The Calcium-Dependent and Calcium-Independent Membrane Binding of Synaptotagmin 1: Two Modes of C2B Binding

The Ca²⁺-independent membrane interactions of the soluble C2 domains from synaptotagmin 1 (syt1) were characterized using a combination of site-directed spin labeling and vesicle sedimentation. The second C2 domain of syt1, C2B, binds to membranes containing phosphatidylserine and phosphatidylcholine in a Ca²⁺-independent manner with a lipid partition coefficient of approximately 3.0 × 10² M^− 1. A soluble fragment containing the first and second C2 domains of syt1, C2A and C2B, has a similar affinity, but C2A alone has no detectable affinity to phosphatidylcholine/phosphatidylserine bilayers in the absence of Ca²⁺. Although the Ca²⁺-independent membrane affinity of C2B is modest, it indicates that this domain will never be free in solution within the cell. Site-directed spin labeling was used to obtain bilayer depth restraints, and a simulated annealing routine was used to generate a model for the membrane docking of C2B in the absence of Ca²⁺. In this model, the polybasic strand of C2B forms the membrane binding surface for the domain; however, this face of C2B does not penetrate the bilayer but is localized within the aqueous double layer when C2B is bound. This double-layer location indicates that C2B interacts in a purely electrostatic manner with the bilayer interface.
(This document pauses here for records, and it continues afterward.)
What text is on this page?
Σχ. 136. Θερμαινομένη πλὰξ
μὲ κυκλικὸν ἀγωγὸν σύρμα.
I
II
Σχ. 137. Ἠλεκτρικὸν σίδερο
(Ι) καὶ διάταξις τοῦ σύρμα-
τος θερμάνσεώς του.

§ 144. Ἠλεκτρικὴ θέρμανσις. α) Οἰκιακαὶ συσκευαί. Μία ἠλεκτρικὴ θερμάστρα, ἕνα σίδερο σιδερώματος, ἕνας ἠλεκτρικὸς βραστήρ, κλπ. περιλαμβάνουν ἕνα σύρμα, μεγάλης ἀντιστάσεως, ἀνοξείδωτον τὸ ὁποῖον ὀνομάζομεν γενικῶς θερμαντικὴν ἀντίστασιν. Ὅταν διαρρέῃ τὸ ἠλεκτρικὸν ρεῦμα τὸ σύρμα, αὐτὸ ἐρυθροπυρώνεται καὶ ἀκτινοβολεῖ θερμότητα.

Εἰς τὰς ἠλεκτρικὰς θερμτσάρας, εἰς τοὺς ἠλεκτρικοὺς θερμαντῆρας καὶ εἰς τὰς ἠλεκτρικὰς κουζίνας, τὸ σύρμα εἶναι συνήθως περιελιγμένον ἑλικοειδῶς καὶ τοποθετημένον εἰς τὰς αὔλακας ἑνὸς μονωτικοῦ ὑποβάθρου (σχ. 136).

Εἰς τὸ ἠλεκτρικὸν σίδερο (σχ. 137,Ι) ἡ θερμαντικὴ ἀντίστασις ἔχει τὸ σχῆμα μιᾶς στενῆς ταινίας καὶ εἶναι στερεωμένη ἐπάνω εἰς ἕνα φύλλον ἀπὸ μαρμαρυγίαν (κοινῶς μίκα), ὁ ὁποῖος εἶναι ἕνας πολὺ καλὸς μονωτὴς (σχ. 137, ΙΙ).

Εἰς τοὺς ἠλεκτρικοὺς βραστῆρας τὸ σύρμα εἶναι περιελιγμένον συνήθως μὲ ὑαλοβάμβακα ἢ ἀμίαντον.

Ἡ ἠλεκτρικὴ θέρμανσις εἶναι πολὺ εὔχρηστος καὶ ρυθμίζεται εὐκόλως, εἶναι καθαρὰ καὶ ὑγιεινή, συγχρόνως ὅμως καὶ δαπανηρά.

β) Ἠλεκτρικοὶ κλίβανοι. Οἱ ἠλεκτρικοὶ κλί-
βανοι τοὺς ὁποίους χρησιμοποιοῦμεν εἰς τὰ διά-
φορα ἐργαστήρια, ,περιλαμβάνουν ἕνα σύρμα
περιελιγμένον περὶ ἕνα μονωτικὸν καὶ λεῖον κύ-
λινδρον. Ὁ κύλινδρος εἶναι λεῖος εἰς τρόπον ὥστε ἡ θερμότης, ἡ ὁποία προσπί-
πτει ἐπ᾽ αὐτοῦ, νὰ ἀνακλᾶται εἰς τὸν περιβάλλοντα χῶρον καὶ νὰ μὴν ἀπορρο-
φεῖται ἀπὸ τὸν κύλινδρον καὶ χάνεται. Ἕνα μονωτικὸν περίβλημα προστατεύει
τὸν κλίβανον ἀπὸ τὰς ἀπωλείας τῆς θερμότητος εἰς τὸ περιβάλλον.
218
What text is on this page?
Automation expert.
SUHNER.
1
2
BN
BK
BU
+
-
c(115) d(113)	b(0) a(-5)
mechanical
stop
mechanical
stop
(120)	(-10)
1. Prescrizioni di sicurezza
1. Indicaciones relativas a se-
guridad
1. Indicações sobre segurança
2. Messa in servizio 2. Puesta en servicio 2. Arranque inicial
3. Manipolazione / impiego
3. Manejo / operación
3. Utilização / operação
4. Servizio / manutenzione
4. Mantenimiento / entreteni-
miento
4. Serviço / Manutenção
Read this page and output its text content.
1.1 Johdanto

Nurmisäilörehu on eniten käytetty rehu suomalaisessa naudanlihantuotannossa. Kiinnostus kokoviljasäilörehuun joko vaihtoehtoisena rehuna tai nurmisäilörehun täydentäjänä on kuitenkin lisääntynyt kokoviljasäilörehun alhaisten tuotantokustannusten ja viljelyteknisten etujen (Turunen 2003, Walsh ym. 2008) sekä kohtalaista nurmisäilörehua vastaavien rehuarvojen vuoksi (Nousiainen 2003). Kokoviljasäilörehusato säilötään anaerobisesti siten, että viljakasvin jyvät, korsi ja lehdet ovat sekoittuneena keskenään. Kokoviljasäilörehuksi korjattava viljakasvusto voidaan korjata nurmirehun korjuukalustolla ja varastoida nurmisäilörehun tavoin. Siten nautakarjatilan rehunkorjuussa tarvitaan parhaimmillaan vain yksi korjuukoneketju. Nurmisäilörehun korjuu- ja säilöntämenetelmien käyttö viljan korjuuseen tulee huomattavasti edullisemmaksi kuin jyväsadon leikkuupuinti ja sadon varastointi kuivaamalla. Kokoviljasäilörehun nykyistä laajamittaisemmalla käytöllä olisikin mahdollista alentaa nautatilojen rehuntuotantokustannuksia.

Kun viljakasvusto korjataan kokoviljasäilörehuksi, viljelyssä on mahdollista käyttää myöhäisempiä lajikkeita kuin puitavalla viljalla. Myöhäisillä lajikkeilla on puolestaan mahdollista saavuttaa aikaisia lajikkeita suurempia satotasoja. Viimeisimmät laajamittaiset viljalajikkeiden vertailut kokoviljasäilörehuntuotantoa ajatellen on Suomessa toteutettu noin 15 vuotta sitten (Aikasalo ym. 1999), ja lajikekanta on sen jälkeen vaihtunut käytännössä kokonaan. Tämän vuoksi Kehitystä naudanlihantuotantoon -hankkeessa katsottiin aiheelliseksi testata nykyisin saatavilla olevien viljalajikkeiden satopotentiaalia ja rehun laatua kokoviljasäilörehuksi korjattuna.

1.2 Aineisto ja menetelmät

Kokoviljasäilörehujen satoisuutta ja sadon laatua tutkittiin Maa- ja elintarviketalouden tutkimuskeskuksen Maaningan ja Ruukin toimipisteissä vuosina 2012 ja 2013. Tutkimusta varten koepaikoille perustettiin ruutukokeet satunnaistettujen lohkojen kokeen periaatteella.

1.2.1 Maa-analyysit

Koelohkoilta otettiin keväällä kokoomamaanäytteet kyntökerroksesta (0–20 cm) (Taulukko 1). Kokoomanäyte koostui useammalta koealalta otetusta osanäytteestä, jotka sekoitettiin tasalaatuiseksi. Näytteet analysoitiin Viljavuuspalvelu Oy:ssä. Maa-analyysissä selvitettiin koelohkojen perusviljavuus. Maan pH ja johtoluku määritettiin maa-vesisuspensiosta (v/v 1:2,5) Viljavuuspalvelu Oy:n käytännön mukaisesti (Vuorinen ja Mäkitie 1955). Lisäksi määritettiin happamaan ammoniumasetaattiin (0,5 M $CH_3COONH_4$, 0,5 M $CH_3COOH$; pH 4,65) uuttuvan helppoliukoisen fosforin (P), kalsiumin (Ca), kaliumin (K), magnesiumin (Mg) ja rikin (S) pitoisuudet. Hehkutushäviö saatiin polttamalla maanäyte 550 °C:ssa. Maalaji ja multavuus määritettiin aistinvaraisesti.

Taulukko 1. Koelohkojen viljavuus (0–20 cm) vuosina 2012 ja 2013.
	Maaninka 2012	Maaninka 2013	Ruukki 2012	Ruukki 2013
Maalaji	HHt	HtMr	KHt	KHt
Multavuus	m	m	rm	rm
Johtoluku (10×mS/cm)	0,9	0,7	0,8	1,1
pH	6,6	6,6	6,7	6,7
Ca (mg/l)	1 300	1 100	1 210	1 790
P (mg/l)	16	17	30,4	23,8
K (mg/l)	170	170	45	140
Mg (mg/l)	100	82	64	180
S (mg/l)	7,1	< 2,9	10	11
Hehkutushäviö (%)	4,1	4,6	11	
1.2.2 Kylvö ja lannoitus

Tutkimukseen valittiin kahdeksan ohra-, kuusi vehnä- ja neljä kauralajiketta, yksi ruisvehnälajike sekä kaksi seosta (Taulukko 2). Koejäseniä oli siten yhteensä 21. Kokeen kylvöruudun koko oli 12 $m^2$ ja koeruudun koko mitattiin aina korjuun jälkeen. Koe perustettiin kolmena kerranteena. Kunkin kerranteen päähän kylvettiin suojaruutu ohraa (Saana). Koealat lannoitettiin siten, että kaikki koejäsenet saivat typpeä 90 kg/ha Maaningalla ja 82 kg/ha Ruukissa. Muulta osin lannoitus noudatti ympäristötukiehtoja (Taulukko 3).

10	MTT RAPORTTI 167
In the presence of Ca²⁺, the membrane affinity of C2B is increased approximately 20-fold, and the domain rotates so that the Ca²⁺-binding loops of C2B insert into the bilayer. This Ca²⁺-triggered conformational change may act as a switch to modulate the accessibility of the polybasic face of C2B and control interactions of syt1 with other components of the fusion machinery.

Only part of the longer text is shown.